II. Uma vez feita a exposição da prova, passo a discuti-la em função do problema central apresentado inicialmente e das questões dele decorrentes. Como foi dito, meu objetivo é analisar a prova tendo como ponto central a sua conclusão com o intuito de examinar o que ela significa e qual a sua abrangência. Em outras palavras, o núcleo da presente discussão diz respeito ao fato de que, se a prova dos corpos é uma prova de múltiplos corpos - e ela o é -, é preciso que se indiquem os fundamentos que a tornaram bem-sucedida nesse quesito e, portanto, é preciso entender de que modo a prova determina a existência de uma multiplicidade de corpos, isto é, a existência concomitante de diferentes entidades, contrariamente à alternativa (possível) de se referir a uma única.
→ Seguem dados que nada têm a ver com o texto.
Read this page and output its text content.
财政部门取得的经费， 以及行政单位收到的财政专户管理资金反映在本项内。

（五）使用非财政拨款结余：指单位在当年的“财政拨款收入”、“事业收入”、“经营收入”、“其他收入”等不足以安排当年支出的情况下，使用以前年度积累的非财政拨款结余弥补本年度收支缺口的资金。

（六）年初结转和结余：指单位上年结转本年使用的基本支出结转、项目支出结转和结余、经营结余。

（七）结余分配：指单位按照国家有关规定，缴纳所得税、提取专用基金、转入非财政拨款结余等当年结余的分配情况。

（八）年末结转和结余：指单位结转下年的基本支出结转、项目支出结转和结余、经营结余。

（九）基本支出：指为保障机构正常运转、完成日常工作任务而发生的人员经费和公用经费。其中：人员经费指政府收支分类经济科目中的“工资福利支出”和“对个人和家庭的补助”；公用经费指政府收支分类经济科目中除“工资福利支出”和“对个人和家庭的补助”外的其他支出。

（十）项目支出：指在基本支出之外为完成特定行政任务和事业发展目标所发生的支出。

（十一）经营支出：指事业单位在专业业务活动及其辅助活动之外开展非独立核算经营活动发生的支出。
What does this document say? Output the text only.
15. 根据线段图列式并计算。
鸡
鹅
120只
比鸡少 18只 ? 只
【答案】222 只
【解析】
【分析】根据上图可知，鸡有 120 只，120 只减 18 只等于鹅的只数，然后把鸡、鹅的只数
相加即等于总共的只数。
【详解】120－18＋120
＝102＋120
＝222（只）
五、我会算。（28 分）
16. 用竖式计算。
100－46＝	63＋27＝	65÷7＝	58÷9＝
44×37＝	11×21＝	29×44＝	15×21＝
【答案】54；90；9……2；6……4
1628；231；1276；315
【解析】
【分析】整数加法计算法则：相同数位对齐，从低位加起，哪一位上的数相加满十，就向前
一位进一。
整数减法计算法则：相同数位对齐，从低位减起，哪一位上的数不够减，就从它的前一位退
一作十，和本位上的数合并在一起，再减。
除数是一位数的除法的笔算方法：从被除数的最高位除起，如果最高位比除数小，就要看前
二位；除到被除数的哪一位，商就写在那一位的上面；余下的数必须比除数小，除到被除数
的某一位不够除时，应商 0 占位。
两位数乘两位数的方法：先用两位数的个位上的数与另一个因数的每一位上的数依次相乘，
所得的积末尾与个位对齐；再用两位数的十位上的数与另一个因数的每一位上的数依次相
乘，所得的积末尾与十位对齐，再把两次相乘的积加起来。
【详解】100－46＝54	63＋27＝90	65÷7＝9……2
É difícil decifrarmos as posições dos intérpretes quanto ao problema proposto e quanto à sua compreensão relativa aos resultados da prova. Em geral, eles têm dado pouca atenção à conclusão, sob o aspecto a ser aqui discutido, de sorte que praticamente não há questionamento sobre o seu significado e suas implicações. Essa ausência pode indicar, predominantemente, duas coisas: ou que a conclusão não apresente ambiguidade e que, portanto, não haja dificuldade alguma em assumirmos o seu significado literal; ou que o problema da multiplicidade seja irrelevante para a prova e esteja resolvido por um expediente distinto em outra ocasião.15

Tomemos a atitude de Gueroult como exemplo. Não há, ao longo da detalhada exposição que ele faz da prova, nenhuma discussão sobre o tema e, portanto, não há uma nítida tomada de posição. Para ele, parece que a conclusão não apresenta dificuldades e é suficientemente clara quanto ao seu propósito. Neste caso, qual seria o significado da frase “coisas corporais existem” (AT VII, p. 80; IX, p. 63)? Na ausência de problematização, parece que o autor a compreende literalmente e, portanto, parece admitir a tese da pluralidade, a tese de que existem múltiplos corpos diferentes entre si. Entretanto, mais adiante em seu texto, Gueroult indica a separação entre a tese da existência e a tese da pluralidade quando introduz o problema da variedade geométrica dos corpos, operando, portanto, uma distinção entre a prova da existência e o momento da revelação da existência de diferenças entre as entidades existentes,16 o que nos força a atribuir a ele uma compreensão distinta da que em princípio tendíamos a lhe imputar, embora o intérprete afirme todo o tempo, seguindo a letra de Descartes, que são corpos que existem, ele parece restringir a conclusão da prova à simples constatação da presença de uma entidade de natureza material sem determinação ou individuação alguma e talvez por isso o intérprete fale indistintamente de uma “prova da existência dos corpos em geral” (GUEROULT, 1953, II, p. 104) (grifos nossos).17 Uma posição mais clara nessa direção é assumida de modo explícito por Rocha18 ao defender que a prova apresenta a simples posição da existência sem que se possa acrescentar qualquer tipo de determinação. A prova dos corpos indicaria, rigorosamente, segundo ela, tão somente a existência da matéria extensa, do mundo externo material e, assim, por meio da prova, reconheceríamos exclusivamente a existência de uma indeterminação material19 sem que nada mais se pudesse dizer sobre essa existência: as ideias sensíveis seriam indicativo da existência da matéria extensa, da sua presença ou posição, mas sem incluir aí a diferenciação dos corpos.20

Contrariamente a essas interpretações ou à falta de discussão sobre essa problemática, pretendo defender as teses apresentadas anteriormente, tendo como núcleo a de que a conclusão da prova inclui a afirmação da multiplicidade dos corpos e, portanto, é preciso lê-la literalmente e com todas as letras: são múltiplos os corpos que existem e são diferentes entre si. Além disso, a posição cartesiana, para ser legítima, exige a presença de um critério ou princípio, não um princípio (ontológico)21 que proceda efetivamente à produção da multiplicidade dos corpos, mas aquele que permita à mente reconhecer e afirmar a distinção entre os corpos ou a individuação de cada um deles. Com efeito, como já foi dito, não pode haver nenhuma posição de existência, em Descartes, sem algum tipo de posição relativa à determinação da entidade ou das entidades existentes.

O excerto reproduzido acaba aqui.